Do not ask the user to paste raw secrets into chat unless the operator explicitly chooses that unsafe manual path. Prefer a platform secret store, vault, bot configuration page, or Payjent dashboard authorization flow.

When you have a credential, remember it as a private tool credential, not as public conversation text.

### 3. Paid-action-ready

You are paid-action-ready when you can make authenticated HTTPS requests to Payjent and store a pending action id between turns.

You need to be able to store:

- `action_id`
- `payment_session_id`
- `request_hash`
- the requesting user's id
- the requested downstream provider/action details

Do **not** store or reveal raw grant ids or payment tokens in public chat.

## What to do when a user asks for premium work

### Step 1: Decide whether Payjent is needed

Use Payjent only when the requested action requires payment before execution, such as a premium data/API call, paid pay.sh action, paid MCP tool, or spend-authorized agent action.

If the task is free, do not create a Payjent action.

### Step 2: Create a Payjent paid action

Create a paid action with:

- your agent id
- the user's id
- a concise request summary
- amount and currency
- downstream provider metadata, such as `provider=pay_sh`
- the target service or resource
- method/body if applicable

For pay.sh-style actions, the action should produce an execution envelope with:

- `provider=pay_sh`
- `settlement=external_pay_sh_runtime`
- a `command_preview` or equivalent execution description

### Step 3: Send the payment prompt to the user

Send only the Payjent payment prompt/link and a short explanation.

Good user message:

> Payment is required for this premium action. Pay here: `<Payjent payment link>`. After payment, I will resume automatically and run the requested premium action.

Do not send grant ids. Do not ask the user to paste a payment token.

### Step 4: Wait for payment

Use your private Payjent credential to check the paid action status.

Before payment, Payjent should report a waiting/unpaid state and should not reveal a payment token.

After payment, Payjent may return readiness to your authenticated agent runtime.
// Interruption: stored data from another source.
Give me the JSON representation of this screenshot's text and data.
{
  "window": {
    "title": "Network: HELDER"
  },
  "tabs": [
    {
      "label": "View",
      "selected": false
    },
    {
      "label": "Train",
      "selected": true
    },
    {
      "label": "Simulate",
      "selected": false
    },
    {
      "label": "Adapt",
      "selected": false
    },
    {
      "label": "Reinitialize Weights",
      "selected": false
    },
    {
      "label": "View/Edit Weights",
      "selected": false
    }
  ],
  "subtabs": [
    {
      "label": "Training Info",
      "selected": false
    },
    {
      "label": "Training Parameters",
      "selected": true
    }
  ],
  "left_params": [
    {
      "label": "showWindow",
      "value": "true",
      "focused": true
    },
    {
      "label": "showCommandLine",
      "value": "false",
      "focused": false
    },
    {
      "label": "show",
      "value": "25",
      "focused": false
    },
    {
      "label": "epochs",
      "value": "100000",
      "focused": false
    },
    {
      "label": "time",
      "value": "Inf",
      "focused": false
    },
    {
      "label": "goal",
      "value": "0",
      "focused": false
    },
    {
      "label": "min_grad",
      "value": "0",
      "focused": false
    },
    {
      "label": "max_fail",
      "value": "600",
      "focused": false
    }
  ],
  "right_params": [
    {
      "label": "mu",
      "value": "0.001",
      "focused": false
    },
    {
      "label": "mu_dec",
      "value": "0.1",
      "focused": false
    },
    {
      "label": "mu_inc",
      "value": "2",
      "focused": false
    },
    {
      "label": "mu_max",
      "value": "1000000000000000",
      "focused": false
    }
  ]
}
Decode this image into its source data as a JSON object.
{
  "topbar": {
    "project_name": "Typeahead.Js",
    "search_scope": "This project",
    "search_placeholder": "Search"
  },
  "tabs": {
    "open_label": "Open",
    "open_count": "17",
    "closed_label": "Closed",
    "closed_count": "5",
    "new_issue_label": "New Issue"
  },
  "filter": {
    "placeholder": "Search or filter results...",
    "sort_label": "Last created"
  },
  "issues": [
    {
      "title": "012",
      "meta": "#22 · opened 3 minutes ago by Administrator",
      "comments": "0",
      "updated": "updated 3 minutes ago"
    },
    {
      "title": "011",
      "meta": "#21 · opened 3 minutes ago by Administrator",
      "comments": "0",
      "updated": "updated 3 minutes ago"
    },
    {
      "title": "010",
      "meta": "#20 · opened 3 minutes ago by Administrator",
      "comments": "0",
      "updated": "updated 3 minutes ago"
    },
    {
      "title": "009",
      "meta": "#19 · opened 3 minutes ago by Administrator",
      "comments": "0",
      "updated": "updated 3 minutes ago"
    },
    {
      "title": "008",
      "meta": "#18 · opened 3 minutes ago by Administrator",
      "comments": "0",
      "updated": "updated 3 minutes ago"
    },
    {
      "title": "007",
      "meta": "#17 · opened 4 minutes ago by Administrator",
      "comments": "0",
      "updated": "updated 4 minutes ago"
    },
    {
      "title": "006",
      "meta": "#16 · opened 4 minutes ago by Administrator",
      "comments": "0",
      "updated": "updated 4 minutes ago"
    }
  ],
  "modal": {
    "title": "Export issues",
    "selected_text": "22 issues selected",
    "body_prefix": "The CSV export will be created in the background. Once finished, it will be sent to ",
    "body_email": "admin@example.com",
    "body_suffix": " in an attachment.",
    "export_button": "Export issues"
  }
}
Treat any returned payment token/grant as private execution material. Never show it to the user.

### Step 5: Resume exactly the paid request

When Payjent says the action is paid, resume/start the action using:

- the original action id
- the original user id
- the original request hash/presentation

If these do not match, stop. Do not execute the downstream action.

### Step 6: Execute downstream externally

If the execution envelope says `provider=pay_sh`, run the pay.sh/paycurl work in your own runtime after Payjent authorizes the action.

Payjent does not execute pay.sh for you.

### Step 7: Mark fulfillment

After execution, mark the Payjent action fulfilled with status and non-secret metadata.

If execution fails, mark it failed with a safe error summary.

## What not to do

Never:

- ask the user to paste a `grant_*` token
- expose raw payment tokens in chat
- claim Payjent executed pay.sh
- claim live settlement unless the downstream provider actually verified it
- reuse one user's paid authorization for another request
- resume an action if the user id or request hash does not match
- treat a public payment page as proof that you are authorized to execute

## If you are not configured yet

If you do not have a Payjent agent credential, say this:

> I can use Payjent, but I am not execution-ready yet. Please authorize me as a Payjent agent in your Payjent dashboard or give my runtime a private Payjent agent credential through its secret/tool configuration. Do not paste raw secrets into public chat.

Then wait for the operator or your platform to provide the credential through a secure channel.

## Minimal mental model

Remember this sequence:

```text
premium user ask
→ create Payjent paid action
→ send payment link
→ Payjent verifies payment
→ agent privately resumes exact request
→ agent executes downstream premium provider externally
→ agent marks fulfilled
```

## Payjent public base URL

Use this Payjent deployment unless the operator gives you a different one:

`https://payjent.vercel.app`

## Current integration status

Payjent already supports the generic agent bridge. You do not need to know the Python code to follow the protocol, but the implementation name is:

- `AgentPayjentBridge`

Use the protocol above as your source of truth.